Like Solsona’s Hanging of the
Donkey, Catalans get up to a variety of theatrics during this time of
year. Many include the use of fire,
notably fireworks-spitting creatures, ‘correfocs’, that dart through the crowded
streets to the beat of drums. Others involve giants, sporting papier-mache
heads and dressed in medieval costume, or human towers, ‘castelleres’, up to 10
people high.
Perchance, I could look
forward to some of these imaginings later that evening, but it was the
horizontal shape of the flags that gained my immediate attention. It was as if
they’d been soaked in starch and left to harden for the winter. With less than
a handful of kilometres to travel, the sheer force of the wind, this time
blowing my way, was a subtle reminder that cycling around the Iberian
Peninsula, for all its splendour, had at times been a taxing experience; one of
wind, constant mountains, barren landscape and an unremitting heat that takes
its toll on mind and body.
Spending so much time in a
furnace that is Spain’s South, I came to accept that each day would be one of
blistering heat. On the ‘cooler’ days, the sun’s rays still managed to stoke up
the atmosphere, and even when it didn’t, the tired landscape, perpetually sucked
dry, would make you feel as though it had. Although still warm to hot,
Catalonia’s more modest climate was a different matter altogether.

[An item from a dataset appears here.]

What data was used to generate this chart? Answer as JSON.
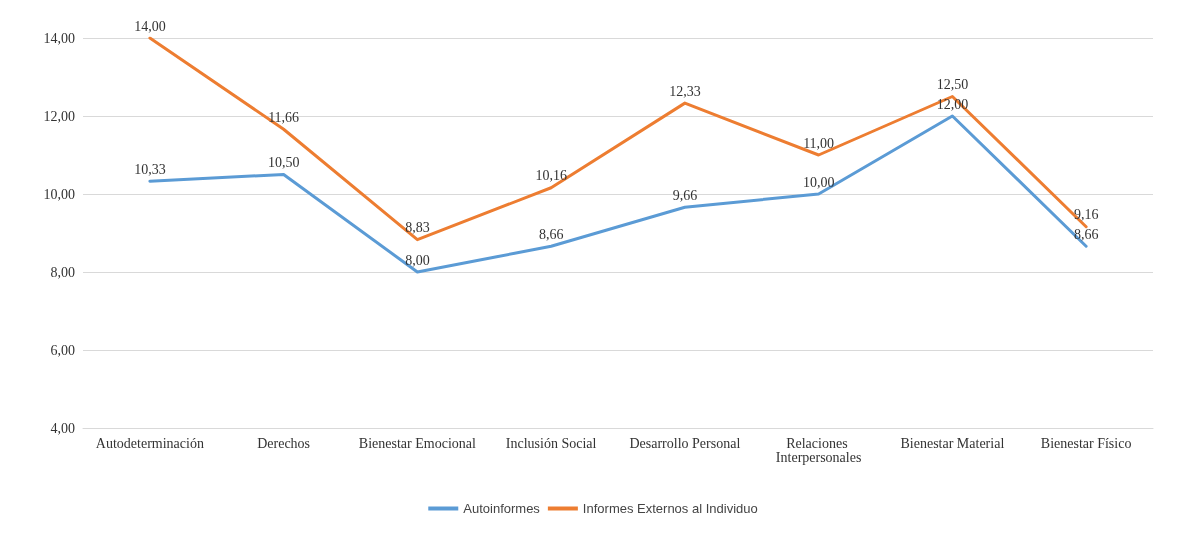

The summit of la Pandera in Spain's torturous South. |
The vista from the summit
above each broad valley was imposing. It reminded me of cycling through the
Cantabrian Mountains and the Picos de Europa National Park. Hilltop castles and
church spires stood reverently in the distance, a carpet of green laid out for
kilometres, below their feet. I was travelling through the Conca de Barberà, a
traditional white wine region, sprinkled with medieval villages and Christian
monasteries. Protected in high mountain
valleys, through which flow the Rios Francoli and ď Anguera, the region most
likely began producing wine around Roman times. Following a lull during Moorish
domination, wine production gained impetus during the middle ages when the
monasteries began growing their own grapes. By the18th century,
wines and spirits were being exported to wider Europe and the Americas.